Treatments for sensorineural hearing loss
Sensorineural hearing loss may be irreversible but that doesn’t mean it can’t be managed. Given your loss of hearing, letting you hear as much as you can is the purpose of treatment. Keeping you functioning as independently as possible, improving your situational awareness, and letting you hear conversations is the objective.
So, what are these treatment methods? Prevalent treatments include the following.
Hearing aids are likely the single most prevalent method of treating hearing loss. Hearing aids can be individually calibrated to your particular hearing needs, so they’re especially beneficial. Over the course of your day, a hearing aid will help you make out conversations and interact with people better. Hearing aids can even forestall many symptoms of social solitude (and the danger of depression and dementia as a result).
There are many different styles of hearing aid to choose from and they have become much more common. You’ll have to speak with us about which is ideal for you and your particular level of hearing loss.
Sometimes, it will be necessary to bypass the ears altogether if hearing loss is total.

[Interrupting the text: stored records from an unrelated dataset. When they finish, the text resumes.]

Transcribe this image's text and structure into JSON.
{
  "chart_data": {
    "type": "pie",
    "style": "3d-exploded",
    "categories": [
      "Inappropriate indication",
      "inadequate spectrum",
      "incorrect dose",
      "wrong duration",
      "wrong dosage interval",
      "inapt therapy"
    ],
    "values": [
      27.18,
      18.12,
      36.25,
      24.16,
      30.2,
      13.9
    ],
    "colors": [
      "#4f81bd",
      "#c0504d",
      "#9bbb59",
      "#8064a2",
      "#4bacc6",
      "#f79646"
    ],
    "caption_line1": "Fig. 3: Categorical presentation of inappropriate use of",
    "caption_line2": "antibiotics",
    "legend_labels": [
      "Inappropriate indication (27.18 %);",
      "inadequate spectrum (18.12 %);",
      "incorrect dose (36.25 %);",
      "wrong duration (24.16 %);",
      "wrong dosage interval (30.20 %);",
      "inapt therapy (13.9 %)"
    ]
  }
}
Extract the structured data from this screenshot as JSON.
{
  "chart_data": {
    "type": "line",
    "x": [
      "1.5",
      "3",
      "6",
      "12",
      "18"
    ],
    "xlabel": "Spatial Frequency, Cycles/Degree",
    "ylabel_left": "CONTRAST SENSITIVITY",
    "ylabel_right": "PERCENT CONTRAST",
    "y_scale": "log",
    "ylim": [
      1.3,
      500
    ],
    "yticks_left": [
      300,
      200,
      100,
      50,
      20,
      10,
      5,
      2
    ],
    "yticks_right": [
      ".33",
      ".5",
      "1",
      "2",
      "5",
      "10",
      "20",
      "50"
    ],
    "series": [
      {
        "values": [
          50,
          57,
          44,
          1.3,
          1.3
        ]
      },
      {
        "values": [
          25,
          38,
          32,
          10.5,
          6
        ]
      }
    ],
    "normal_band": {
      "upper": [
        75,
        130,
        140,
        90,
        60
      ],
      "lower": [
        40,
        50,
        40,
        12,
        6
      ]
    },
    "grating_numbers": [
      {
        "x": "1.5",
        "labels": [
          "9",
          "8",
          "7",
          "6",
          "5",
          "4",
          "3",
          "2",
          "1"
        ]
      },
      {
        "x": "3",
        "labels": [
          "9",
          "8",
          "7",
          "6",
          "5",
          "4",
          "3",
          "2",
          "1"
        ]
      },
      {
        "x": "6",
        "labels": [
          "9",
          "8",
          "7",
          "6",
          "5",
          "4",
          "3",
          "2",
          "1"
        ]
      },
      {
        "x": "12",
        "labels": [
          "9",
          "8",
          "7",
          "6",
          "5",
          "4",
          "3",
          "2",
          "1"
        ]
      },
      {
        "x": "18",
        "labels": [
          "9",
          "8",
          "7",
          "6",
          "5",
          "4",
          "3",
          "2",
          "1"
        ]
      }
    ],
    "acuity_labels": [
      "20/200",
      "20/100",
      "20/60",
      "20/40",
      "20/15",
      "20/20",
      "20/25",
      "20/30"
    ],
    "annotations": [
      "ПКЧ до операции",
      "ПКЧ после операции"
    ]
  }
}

That’s what a cochlear implant does. Surgery is performed to put this device into the ear. The device picks up on sounds and translates those sounds into electrical energy, which is then transmitted directly to your cochlear nerve. This enables your brain to translate those signals into sounds.
When a person has a condition known as deafness, or total hearing loss, cochlear implants are sometimes used. So there will still be treatment options even if you have completely lost your hearing.

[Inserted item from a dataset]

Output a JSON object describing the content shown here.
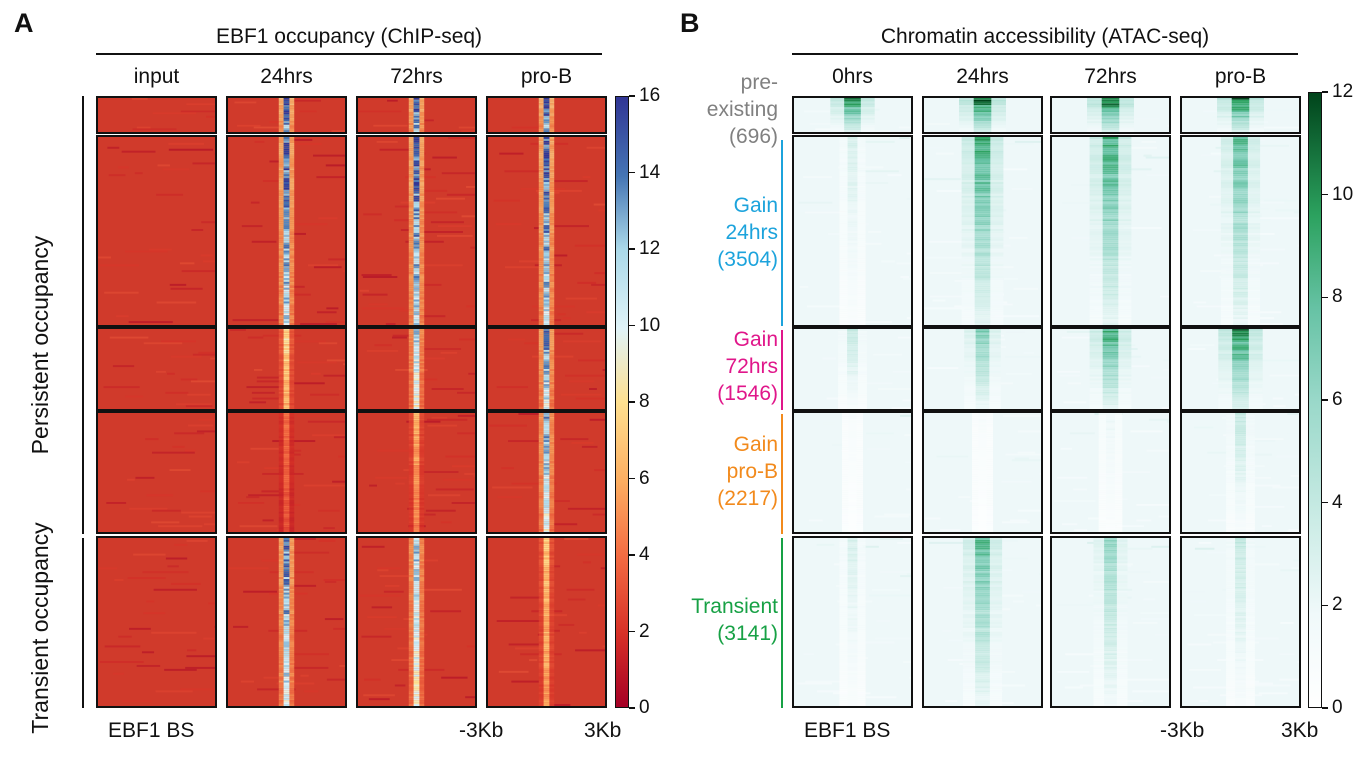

New novel ways of treating hearing loss are always being researched by scientists.
These new advances are frequently aimed at “curing” hearing loss in ways that have previously proven impossible. Some of these advances include:
- Stem cell therapies: These therapies make use of stem cells from your own body. The idea is that new stereocilia can be produced by these stem cells (those tiny hairs inside of your ears). Studies with animals (like rats and mice) have shown some promise, but some kind of prescription stem cell gene therapy still seems a long way off.

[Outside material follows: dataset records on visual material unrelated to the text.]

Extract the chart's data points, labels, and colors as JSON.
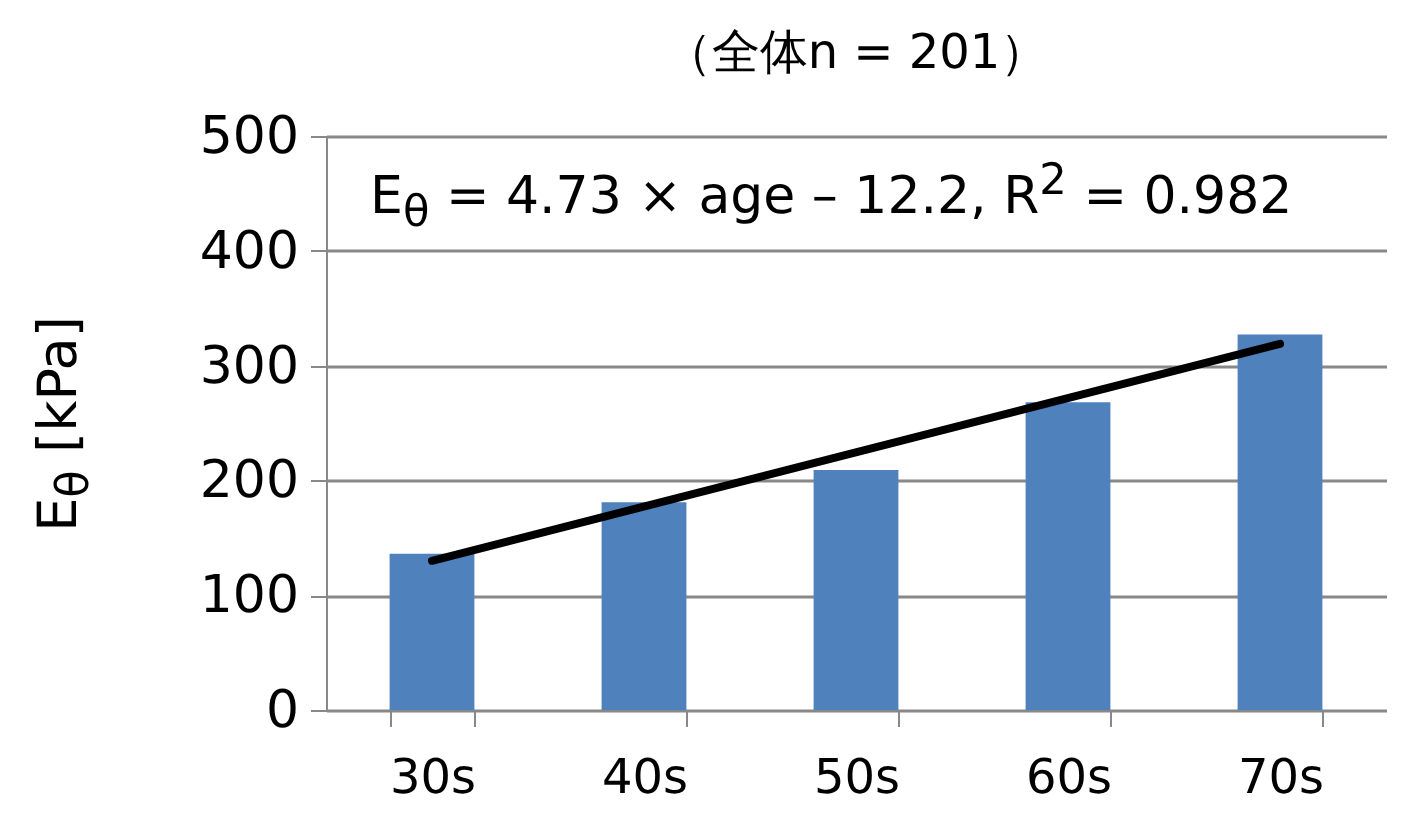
{
  "chart_data": {
    "type": "bar",
    "title": "（全体n = 201）",
    "ylabel": "E$_{θ}$ [kPa]",
    "categories": [
      "30s",
      "40s",
      "50s",
      "60s",
      "70s"
    ],
    "series": [
      {
        "color": "#4f81bd",
        "values": [
          136,
          181,
          209,
          268,
          327
        ]
      },
      {
        "type": "line",
        "color": "#000000",
        "x": [
          "30s",
          "70s"
        ],
        "values": [
          130,
          319
        ]
      }
    ],
    "annotations": [
      "E$_{θ}$ = 4.73 × age – 12.2, R$^{2}$ = 0.982"
    ],
    "ylim": [
      0,
      500
    ],
    "yticks": [
      0,
      100,
      200,
      300,
      400,
      500
    ],
    "grid": "y"
  }
}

- Progenitor cell activation: So the stereocilia in your ear are being created by your body’s stem cells. Once the stereocilia develop, the stem cells go dormant, and they are then called progenitor cells. These new therapies are stimulating the stereocilia to regrow by reactivating the progenitor cells. This particular novel therapy has been tried in humans, and the results seem encouraging. Most people noticed a substantial improvement in their ability to hear and comprehend speech. How long before these treatments are widely available, however, is unknown.
- GFI1 Protein: Some researchers have discovered a protein that’s essential to growing new stereocilia. It’s hoped that by identifying this protein, scientists will get a better idea of how to get those stereocilia to begin to grow back. This treatment is very much still on the drawing board and isn’t widely available yet.
Live in the moment – address your hearing loss now
Some of these innovations are encouraging. But let’s not forget that none of them are available to the public right now. Which means that it’s a good idea to live in the here and now. Be proactive about protecting your hearing.